Para incluir también una condición de igualdad worksite_city, necesitará el módulo adicional btree_gist. Ejecutar (una vez por DB):

CREATE EXTENSION btree_gist;

Entonces:

CREATE INDEX lcas_trgm_gist_idx ON lcas USING gist (worksite_city, job_title gist_trgm_ops);

Consulta:

SELECT set_limit(0.6);  -- once per session

SELECT *
FROM   lca_test
WHERE  job_title % 'sales executive'
AND    worksite_city = 'los angeles' 
ORDER  BY (job_title <-> 'sales executive')
LIMIT  50;

<-> siendo el operador de "distancia":

uno menos el similarity()valor.

Postgres también puede combinar dos índices separados, un índice btree simple activado worksite_cityy un índice GiST separado activado job_title, pero el índice de varias columnas debería ser más rápido, si combina las dos columnas de esta manera en consultas regularmente.

Tu caso

Sin embargo, su consulta se ordena por salary, no por distancia / similitud, lo que cambia la naturaleza del juego por completo. Ahora podemos usar tanto el índice GIN como el GiST, y GIN será más rápido (aún más en Postgres 9.4, que ha mejorado en gran medida los índices GIN, ¡pista!)

Historia similar para la verificación de igualdad adicional en worksite_city: instalar el módulo adicional btree_gin. Ejecutar (una vez por DB):

CREATE EXTENSION btree_gin;

Entonces:

CREATE INDEX lcas_trgm_gin_idx ON lcas USING gin (worksite_city, job_title gin_trgm_ops);

Consulta:

SELECT set_limit(0.6);  -- once per session

SELECT *
FROM   lca_test
WHERE  job_title % 'sales executive'
AND    worksite_city = 'los angeles' 
ORDER  BY salary 
LIMIT  50 -- OFFSET 0

Nuevamente, esto también debería funcionar (menos eficientemente) con el índice más simple que ya tiene ( "index_lcas_job_title_trigram"), posiblemente en combinación con otros índices. La mejor solución depende de la imagen completa.

Aparte

  • Tienes muchos índices. ¿Está seguro de que todos están en uso y pagan su costo de mantenimiento?

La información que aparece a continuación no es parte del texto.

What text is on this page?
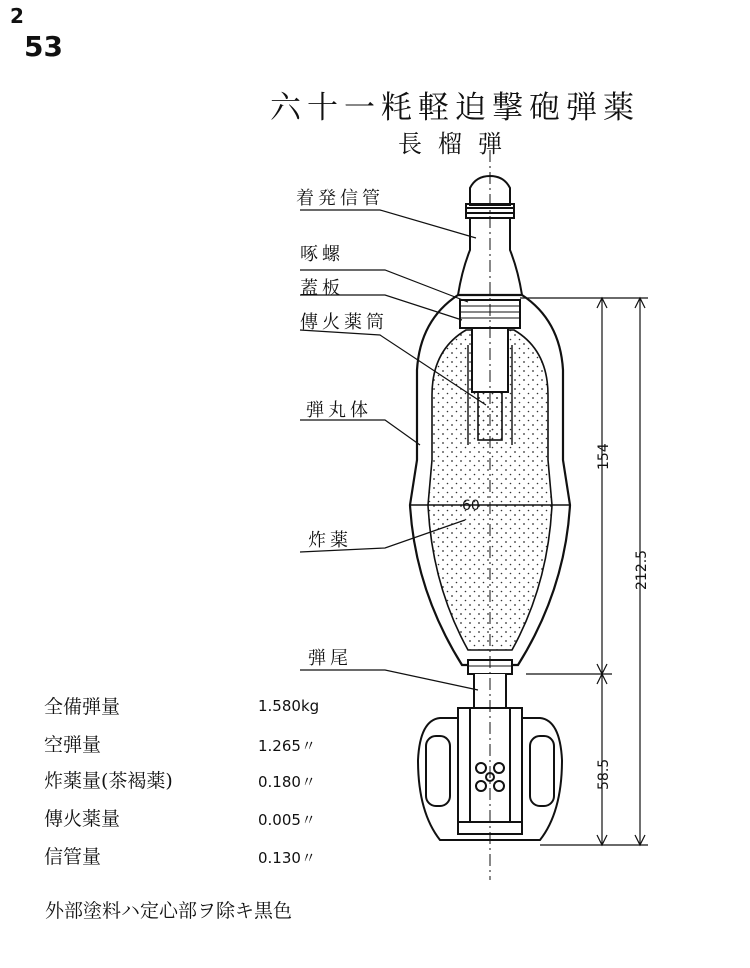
2
53
六十一粍軽迫撃砲弾薬
長榴弾
60
154
212.5
58.5
着発信管
啄螺
蓋板
傳火薬筒
弾丸体
炸薬
弾尾
全備弾量	1.580kg
空弾量	1.265〃
炸薬量(茶褐薬)	0.180〃
傳火薬量	0.005〃
信管量	0.130〃
外部塗料ハ定心部ヲ除キ黒色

  • Tienes algunos tipos de datos dudosos:

    employement_start_date | character varying
    employement_end_date   | character varying

    Parece que esos deberían ser date. Etc.

Respuestas relacionadas:


"index_lcas_job_title_trigram" gin (job_title gin_trgm_ops)he leído en alguna parte que la ginebra es más rápida que la esencia. ¿Es eso cierto?
bl0b

1
@ bl0b, gin no es compatible similarityen absoluto, por lo que para ese propósito no es más rápido.
jjanes

@ bl0b: Si bien jjanes tiene razón (y esa fue también mi primera idea), su caso es diferente y, después de todo, puede usar un índice GIN. Agregué mucho más.
Erwin Brandstetter

@ErwinBrandstetter muchas gracias por la respuesta! Pregunta rápida: Dices que GIN es más rápido y que debería instalar btree_gin. Pero luego, en la creación del índice, le dice que ejecute: ¿ CREATE INDEX lcas_trgm_gin_idx ON lcas USING gist (worksite_city, job_title gist_trgm_ops);Solo un error tipográfico?
bl0b

1
@ErwinBrandstetter Pasó de 30 a 6 segundos. Grandes mejoras! ¡Muchas gracias!
bl0b
Al usar nuestro sitio, usted reconoce que ha leído y comprende nuestra Política de Cookies y Política de Privacidad.
Licensed under cc by-sa 3.0 with attribution required.